И там – заговорили крикуны с мраморного стояла.
О чём – сюда плохо слышно.
А то бы и послушать.
Из его роты ефрейтор Орлов, питерский рабочий, важивал его тайком на одну квартиру на Невской стороне. Простая квартира, рабочая, в посёлке Михаила Архангела. И из других запасных батальонов там приходило солдат пяток. И два студента всё-всё разъясняли им, какие были цари, все кровь народную лили и за счёт народа пировали. И – такие же все дворяне, и такие же – петербургские все правители. А теперь, вкупе с иными генералами, торгуют кровушкой русского солдата. И измену – передают немцам. И Распутин к этому приложен, а царица с ним валяется. И вот куда мы идём. И вся эта война нашему народу совсем не нужна.
Чего и правда, чего и наболтали. А сердце аж захолонывает.
Придумал штабс-капитан, махнул: уводи!
Верно. Нам теперь хуже тут стоять.
Ушли пока в дворницкую.
13
-
экран
-
Меж четырьмя бронзовыми конями Аничкова моста мчатся живые два! – красавцы-кони! – извозчика-лихача – мчат легковые санки, в них ездоки – солидный господин, уверенный и с улыбкой, и дама рядом, с меховым воротником, в широкой шляпе с перьями.

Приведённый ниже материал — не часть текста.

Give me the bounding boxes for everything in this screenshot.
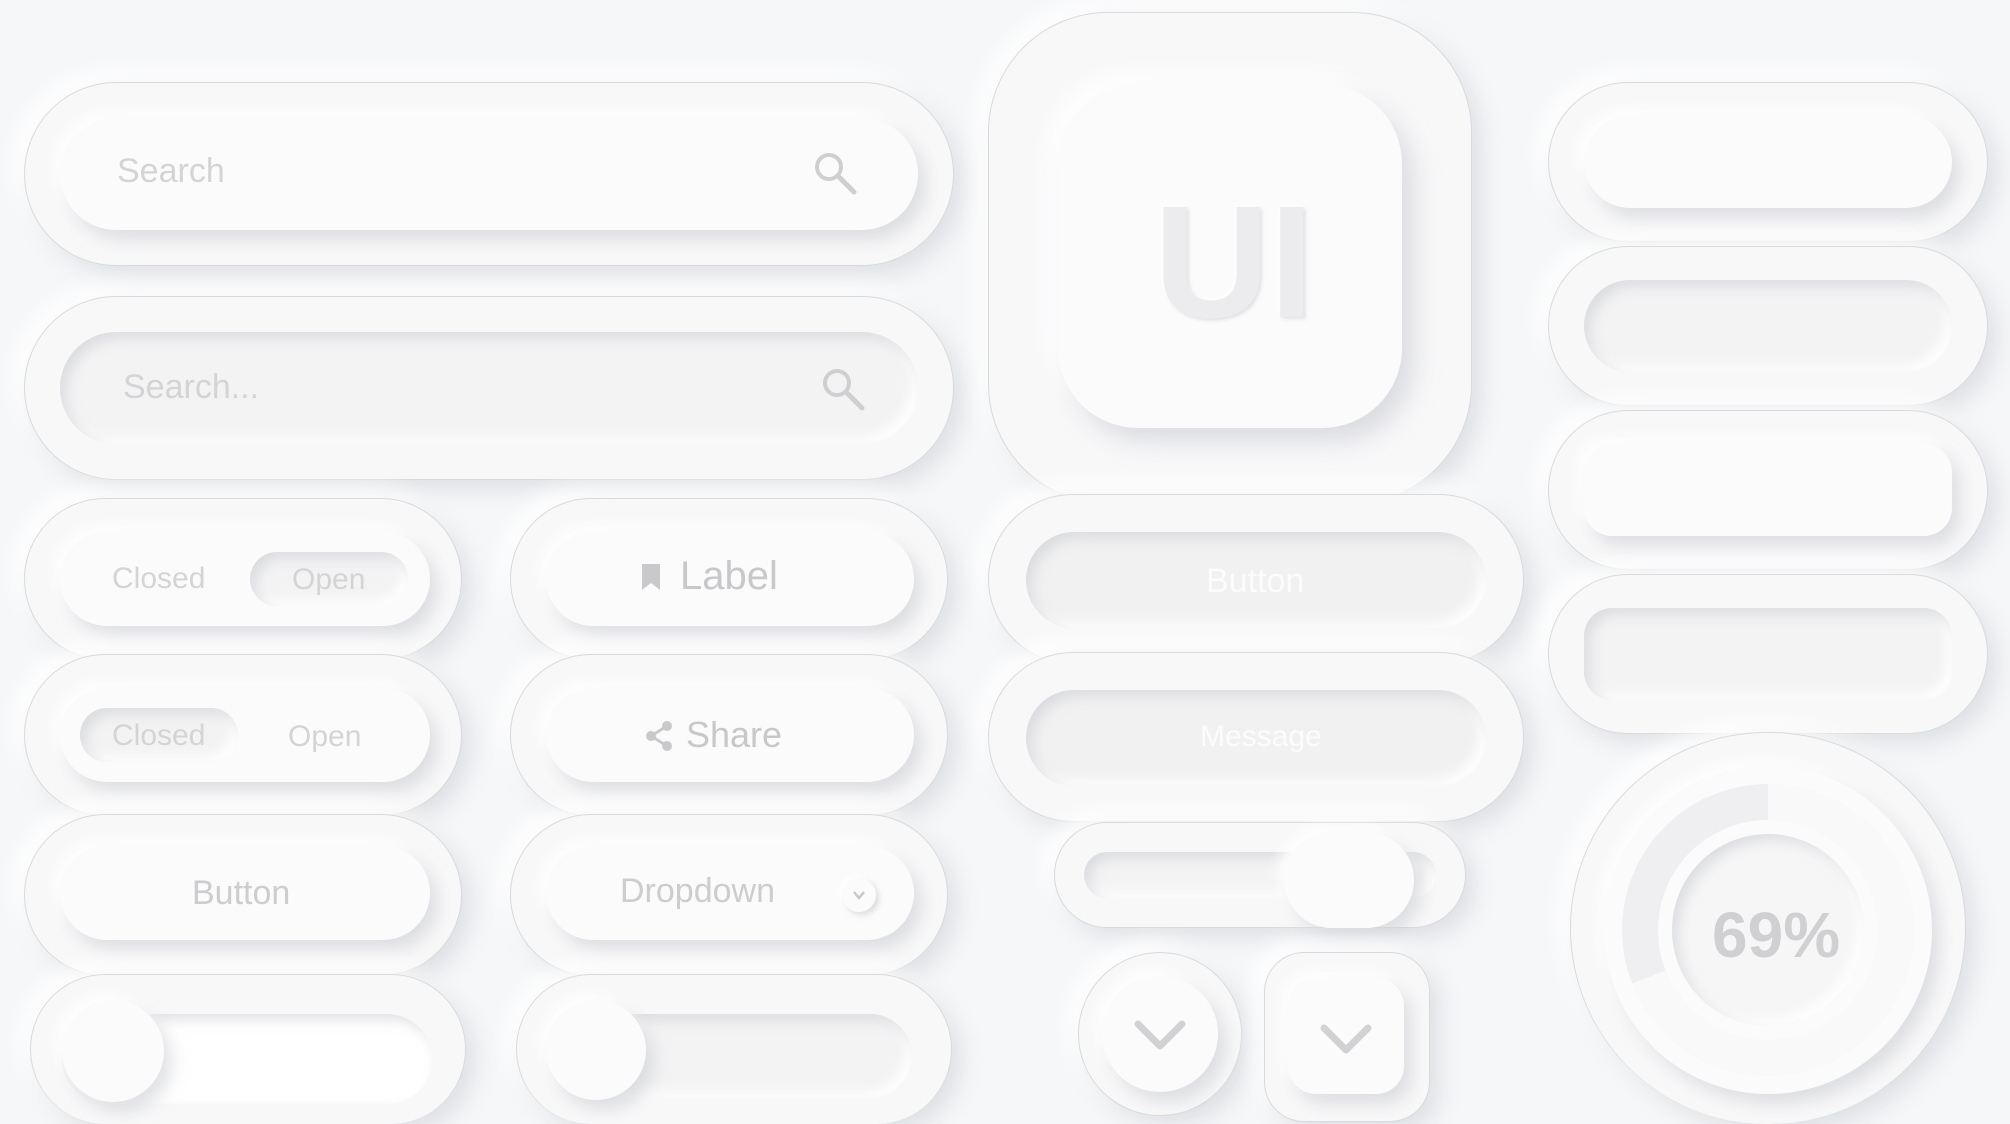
label-text: Label [680,554,778,598]
segmented-toggle[interactable]: Closed Open [60,532,430,626]
round-chevron-button[interactable] [1102,976,1218,1092]
bookmark-icon [640,562,662,592]
message-input[interactable]: Message [1026,690,1486,786]
progress-value: 69% [1712,899,1841,971]
slider-thumb[interactable] [62,1000,164,1102]
slider-thumb[interactable] [546,1000,646,1100]
toggle-option-closed-label: Closed [112,719,206,752]
toggle-option-closed[interactable]: Closed [112,562,205,596]
search-icon[interactable] [812,150,858,196]
inset-bar[interactable] [1584,608,1952,700]
dropdown[interactable]: Dropdown [546,846,914,940]
share-label: Share [686,714,783,755]
logo-text: UI [1154,172,1314,351]
search-input-inset[interactable]: Search... [60,332,918,444]
raised-bar[interactable] [1584,444,1952,536]
logo-tile: UI [1058,84,1402,428]
share-button[interactable]: Share [546,688,914,782]
slider-thumb[interactable] [1284,832,1414,928]
share-icon [644,720,674,752]
label-button[interactable]: Label [546,532,914,626]
toggle-option-open-label: Open [292,563,366,596]
center-button-label: Button [1206,562,1305,600]
toggle-option-closed-selected[interactable]: Closed [80,708,238,762]
toggle-option-open-selected[interactable]: Open [250,552,408,606]
search-placeholder: Search [117,152,225,190]
chevron-down-icon [1318,1018,1374,1058]
square-chevron-button[interactable] [1288,978,1404,1094]
button-label: Button [192,874,291,912]
segmented-toggle[interactable]: Closed Open [60,688,430,782]
chevron-down-icon [1132,1014,1188,1054]
inset-bar[interactable] [1584,280,1952,372]
raised-bar[interactable] [1584,116,1952,208]
button[interactable]: Button [60,846,430,940]
progress-ring: 69% [1604,766,1932,1094]
dropdown-label: Dropdown [620,872,775,910]
message-placeholder: Message [1200,720,1322,753]
center-button[interactable]: Button [1026,532,1486,628]
search-icon[interactable] [820,366,866,412]
search-placeholder: Search... [123,368,260,406]
toggle-option-open[interactable]: Open [288,720,361,754]
search-input-raised[interactable]: Search [60,118,918,230]
chevron-down-icon[interactable] [842,878,876,912]
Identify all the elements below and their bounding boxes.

Но на самом скате с моста – кони поёжились, замялись, заплясали на месте, извозчик откинулся – изумлённо или в страхе, – = молодой мастеровой в поддёвке, шапке набекрень – стал на пути, не побоялся, руку поднял – и так остановил коней. Одного за узду – и обходит, показывает взмахом: слезай, мол, слезай!

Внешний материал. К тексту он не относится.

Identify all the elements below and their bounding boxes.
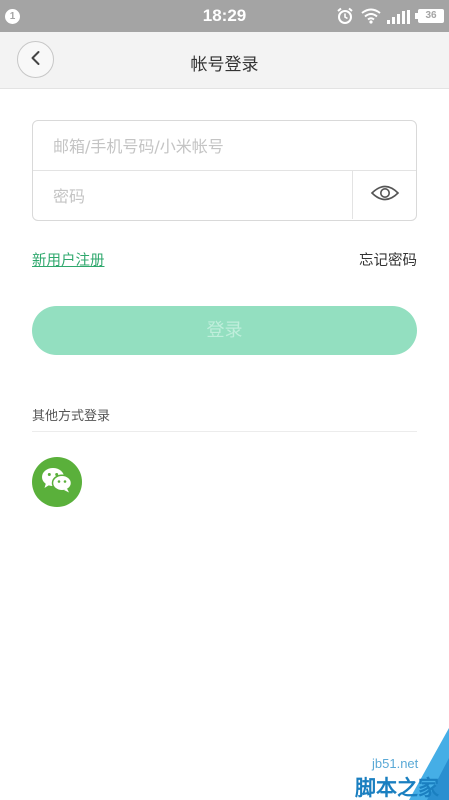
show-password-button[interactable] [352, 171, 416, 219]
login-form [32, 120, 417, 221]
wechat-login-button[interactable] [32, 457, 82, 507]
alarm-icon [336, 7, 354, 29]
wechat-icon [40, 466, 74, 498]
account-input[interactable] [53, 134, 393, 158]
divider [32, 431, 417, 432]
account-field [33, 121, 416, 171]
watermark-name: 脚本之家 [355, 776, 439, 800]
page-title: 帐号登录 [190, 55, 259, 75]
other-methods-label: 其他方式登录 [32, 409, 111, 424]
password-field [33, 171, 416, 221]
eye-icon [370, 183, 400, 207]
watermark-site: jb51.net [372, 756, 419, 771]
battery-icon: 36 [415, 9, 444, 23]
forgot-password-link[interactable]: 忘记密码 [359, 249, 417, 270]
signal-icon [387, 9, 411, 28]
register-link[interactable]: 新用户注册 [32, 249, 105, 270]
wifi-icon [361, 8, 381, 28]
header: 帐号登录 [0, 32, 449, 89]
status-bar: 1 18:29 36 [0, 0, 449, 32]
password-input[interactable] [53, 184, 343, 208]
status-time: 18:29 [202, 6, 247, 25]
login-button[interactable]: 登录 [32, 306, 417, 355]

Извозчик – надулся, лопнет, а господин – господин монокль откинул, улыбается, недоразумение просто:
– Товарищ! Зачем же так? Я тоже –
за свободу! Я – корреспондент «Биржевых Be…»
= Но не для того парень под скок становился:
– Биржевой? Накатался! Сле-зай!
= За локоть сдёрнули с саней господина.
Господин – своё загалдел, дама – закудахтала, но слезают, извозчик – своё, = ну! взамен вспрыгнули с двух сторон приятели:
– Гони!
Извозчик ощетинился:
– А кто мне заплатит?
– А вон, видишь? –
показывают:
= На Фонтанку легковых извозчиков пяток свернули, уже без седоков. И ждут, денег не спрашивают.
= Парень в санках в рост, обеими руками размахнулся вольно – да на плечи извозчику, хлоп!
– Е-дем!
По-ка-тили!
Покатили ребята, не спрашивай, почём, – да вдоль по Невскому!
Вдоль по Невскому если глянуть вдаль = что-то люда много на мостовой и трамваев слишком густо.
= Ещё какой-то если трамвай идёт, не стал – перед ним мальчишки на рельсы, лет по 15, он тормозит, прыгают к нему на переднюю площадку и ручку из рук вырывают!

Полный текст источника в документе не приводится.